Pale Ale

This style of beer was developed in the 1700’s because pale malt, which is needed to brew a pale ale, was difficult to produce prior to that time. The parameters of the style is fairly loose, allowing for a generous range of colour and a fair fluctuation in gravities. Two things are certain: fruity esters in the nose and a big hop presence in both the flavour and the aroma. In fact, hops are the key to developing a good pale ale. The classic pale ale uses hop from England known as Kent Goldings. Pale ales are often dry-hopped. They usually have a medium body and low-to-medium maltiness, and alcohol should not be obvious in the flavour or the sensation.

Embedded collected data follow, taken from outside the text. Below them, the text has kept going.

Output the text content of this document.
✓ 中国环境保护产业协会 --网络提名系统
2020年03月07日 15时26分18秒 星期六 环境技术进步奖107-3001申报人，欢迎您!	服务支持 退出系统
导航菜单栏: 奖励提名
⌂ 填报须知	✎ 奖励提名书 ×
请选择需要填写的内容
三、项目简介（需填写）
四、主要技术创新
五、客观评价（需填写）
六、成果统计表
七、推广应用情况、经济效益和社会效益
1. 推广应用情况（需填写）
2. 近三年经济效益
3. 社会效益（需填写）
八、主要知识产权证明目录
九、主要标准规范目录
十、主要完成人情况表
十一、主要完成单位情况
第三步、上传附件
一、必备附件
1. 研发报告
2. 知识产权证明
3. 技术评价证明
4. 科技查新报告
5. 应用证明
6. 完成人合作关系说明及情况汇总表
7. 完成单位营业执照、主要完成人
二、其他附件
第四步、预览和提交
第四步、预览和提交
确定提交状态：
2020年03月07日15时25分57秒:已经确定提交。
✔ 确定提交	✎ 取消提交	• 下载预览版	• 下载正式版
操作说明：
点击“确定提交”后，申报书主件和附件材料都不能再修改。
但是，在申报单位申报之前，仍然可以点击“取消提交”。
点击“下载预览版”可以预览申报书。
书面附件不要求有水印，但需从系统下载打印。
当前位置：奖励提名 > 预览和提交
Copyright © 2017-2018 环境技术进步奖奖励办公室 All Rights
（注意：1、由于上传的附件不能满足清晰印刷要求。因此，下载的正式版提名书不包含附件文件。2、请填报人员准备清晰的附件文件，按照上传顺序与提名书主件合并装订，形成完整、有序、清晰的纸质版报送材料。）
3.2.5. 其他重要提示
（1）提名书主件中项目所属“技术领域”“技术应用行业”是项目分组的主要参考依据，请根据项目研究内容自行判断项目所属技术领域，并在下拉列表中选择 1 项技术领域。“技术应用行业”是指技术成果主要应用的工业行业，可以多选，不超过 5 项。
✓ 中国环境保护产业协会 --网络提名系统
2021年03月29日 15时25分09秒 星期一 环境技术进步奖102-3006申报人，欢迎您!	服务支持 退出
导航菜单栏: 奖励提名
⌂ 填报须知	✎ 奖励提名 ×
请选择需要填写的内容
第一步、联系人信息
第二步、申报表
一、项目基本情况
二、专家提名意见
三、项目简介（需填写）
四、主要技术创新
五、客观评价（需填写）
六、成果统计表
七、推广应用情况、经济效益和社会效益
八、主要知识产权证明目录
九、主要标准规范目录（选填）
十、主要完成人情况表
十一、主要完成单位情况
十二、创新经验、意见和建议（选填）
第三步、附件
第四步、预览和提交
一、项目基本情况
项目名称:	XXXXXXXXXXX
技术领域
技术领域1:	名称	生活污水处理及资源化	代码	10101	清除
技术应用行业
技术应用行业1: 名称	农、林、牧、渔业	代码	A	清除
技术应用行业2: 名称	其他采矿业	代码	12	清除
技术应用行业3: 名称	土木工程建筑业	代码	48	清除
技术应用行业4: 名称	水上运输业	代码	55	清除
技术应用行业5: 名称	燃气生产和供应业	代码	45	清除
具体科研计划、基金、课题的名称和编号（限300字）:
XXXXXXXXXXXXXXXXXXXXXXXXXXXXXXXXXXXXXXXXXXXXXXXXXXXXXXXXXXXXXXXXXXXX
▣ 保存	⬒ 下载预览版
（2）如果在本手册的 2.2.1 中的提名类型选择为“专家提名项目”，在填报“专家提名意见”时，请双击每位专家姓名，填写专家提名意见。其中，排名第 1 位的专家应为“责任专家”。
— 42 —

There is one particular style of pale ale known as India pale ale. The beer derives its name from Britain’s colonialism of India during the 1800s. British royal subjects living in India demanded their favorite ales be shipped to them, but the month-long journey on the open sea could prove devastating to the average cask of beer. A British brewer named Hodgsen recognized this problem and decided to brew an ale beer of greater strength in order to withstand the rigors of oceanic transit. The antiseptic properties of the increased alcohol volume, coupled with a high concentration of hop acids, assured the colonialists of a palatable product at journey’s end. A surprising dividend was realized also, upon receipt of the beer. The gentle rocking motion of the ship on water caused the beer within the casks to pick up some of the oaky character of the barrels, much like red wine. Some brewers maintain that link with the past by using oak barrels for the aging process.

Recipe

  • 1.7kg NFP Superfine Malt
  • 500g Corn Flakes
  • 1kg Glucose
    45g Goldings Hop Pellets
  • 1 x Safale Beer Yeast
  • 1 x Beer Yeast Nutrient
  • 1 x Brewing Salts
  • Pinch of salt
  • 1 x Finings

Start S.G Approximately 1038
Final S.G 1006

Simmer Corn Flakes for 15 minutes in a stocking in 3-4 liters of water, remove stocking and add hops in a stocking for 15 minutes in the corn flakes water, leaving the hop stocking in the pot add the malt, beer yeast nutrient & brewing salts and pinch of salt. Stir constantly to prevent the malt from burning & simmer for 30 minutes. Place the glucose in the brewing bucket & pour the pot of wort into the brewing bucket. Mix thoroughly and fill up to 22 liters in total. Wait until the temperature of the brew drops below 20 degrees Celsius and take a S.G reading. Add the yeast and leave to ferment. When final S.G reading is reached ( 1004 ) boil finings with 150ml water and pour gently over the brew. Leave 48 hours and bottle.